Sometime after that, my father and I moved into the green duplex my future mother and her teenage daughter were renting. This is the house where my father’s lover would notice how much my long hair tangled and hurt, where she would cut it short despite my father’s objections, where she would begin to mother a child who had never been truly mothered before. 

It is the house we were living in when the truth about my difference would come to light.

On that day, Dad and I had returned to what was once our house to get some of my things. Many of them were missing: my small toy organ, my Bruce Jenner Decathlon game, Operation. Almost all of my stuffed animals. I ran to the bookcase, relieved to find my books still in place. And then, like a tsunami of grief, it all hit me.

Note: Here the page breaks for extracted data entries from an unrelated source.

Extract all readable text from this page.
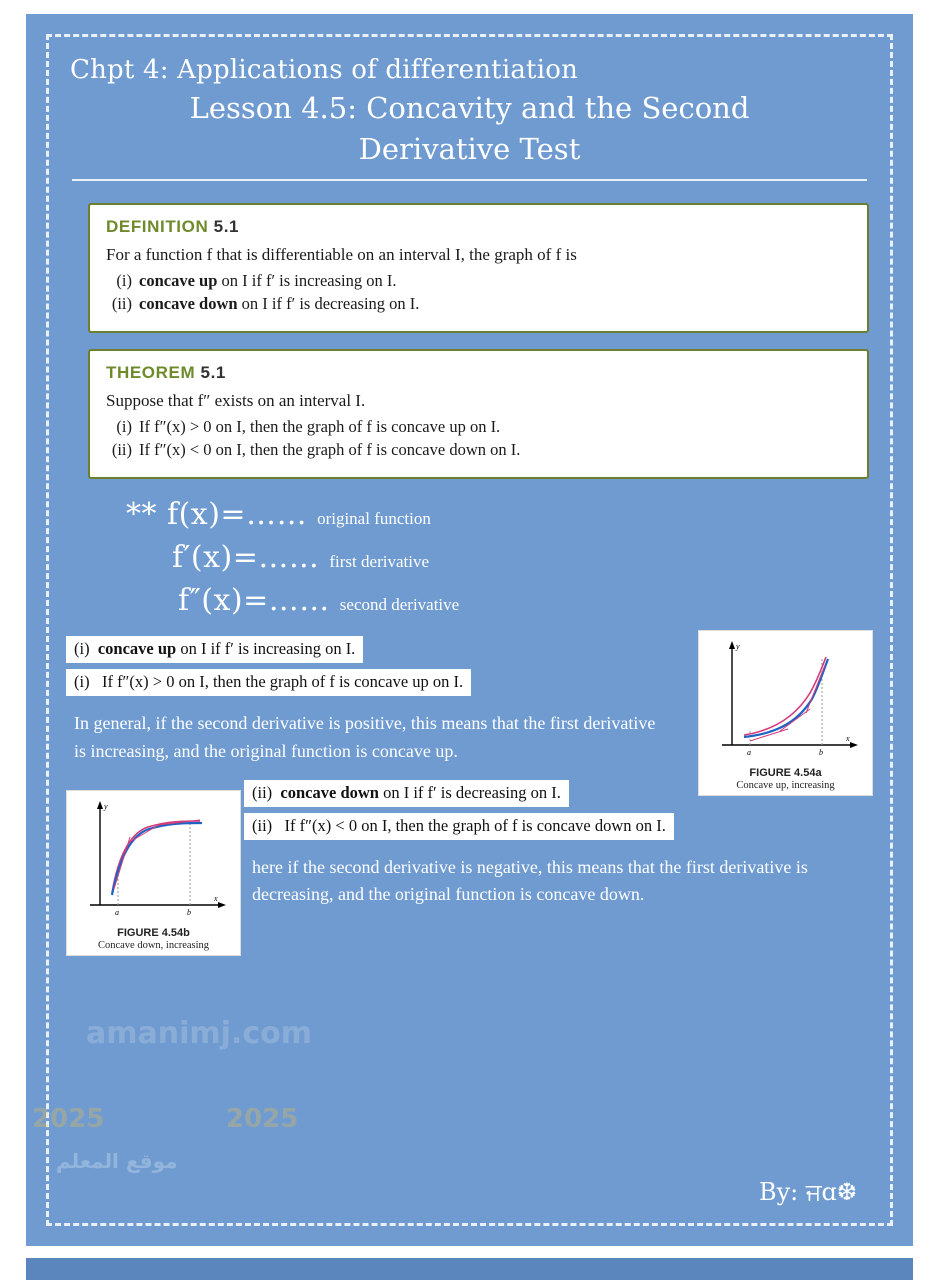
Chpt 4: Applications of differentiation
Lesson 4.5: Concavity and the Second
Derivative Test
DEFINITION 5.1

For a function f that is differentiable on an interval I, the graph of f is

(i) concave up on I if f′ is increasing on I.
(ii) concave down on I if f′ is decreasing on I.
THEOREM 5.1

Suppose that f″ exists on an interval I.

(i) If f″(x) > 0 on I, then the graph of f is concave up on I.
(ii) If f″(x) < 0 on I, then the graph of f is concave down on I.
** f(x)=…… original function
f′(x)=…… first derivative
f″(x)=…… second derivative
(i) concave up on I if f′ is increasing on I. (i) If f″(x) > 0 on I, then the graph of f is concave up on I.
In general, if the second derivative is positive, this means that the first derivative is increasing, and the original function is concave up.
y
x
a	b
FIGURE 4.54a
Concave up, increasing
y
x
a	b
FIGURE 4.54b
Concave down, increasing
(ii) concave down on I if f′ is decreasing on I. (ii) If f″(x) < 0 on I, then the graph of f is concave down on I.
here if the second derivative is negative, this means that the first derivative is decreasing, and the original function is concave down.
By: ਜɑ❆
amanimj.com
2025	2025
موقع المعلم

After bouncing around other people’s homes, the shock of returning to my own and seeing all of my treasured items gone broke through the stoic shell I had grown as protection. Dad held me as I cried then sent me off to shower while he packed up what he could.

It was then, while I was in the shower, that Aida showed up. In a rage at discovering us in the house, she slammed open the bathroom door. Instinctively, my hands reached for my head, memories of all the other times she had shown up while I showered flooding into me. The smell of baby shampoo will forever remind me of her long red nails and the pain of them scraping my scalp as she did the “motherly thing” and “helped” me shampoo. This time, I knew Dad was in the house and that she wouldn’t hurt me, at least not physically, with him around.

Instead, she funneled the rage into a verbal tirade. In the months since I had seen her, I hadn’t missed the daily doses of her yelling at me (always in Spanish) that I was worthless, that I would end up una puta on a street corner, that I would never amount to anything. But this time she surprised me with a new monologue. This time when she yelled, a secret that had festered inside of her for my entire life erupted:

Tu no eres parte de mi familia. Te compraron como una pieza de muebles usados que nadie quería. Todo lo que has hecho es destruir a mi familia. Gran puta que eres.

(You aren’t even a part of my family. You were bought like a piece of used furniture nobody wanted. All you have done is destroy my family. Whore that you are.)

Unable to resist our familiar ritual, she added in puta before Dad stormed into the bathroom.

What happened between that moment and Dad calling me over to the worn recliner in the duplex is lost to my memory. He held me on his lap and told me that it is true that I was adopted. That when he had come back from Vietnam he felt distant from Aida and did not know his sons. That the Army Chaplain had helped him understand that he needed something to love. And when I was 10 minutes old, he was next to me. That I wrapped my hand around his thumb, refused to let go, and his knees went weak. Since then I have been his whole world and his entire reason for living. He told me that no matter what anyone said, I was his daughter. He held me tight and for the first time, I saw my father cry.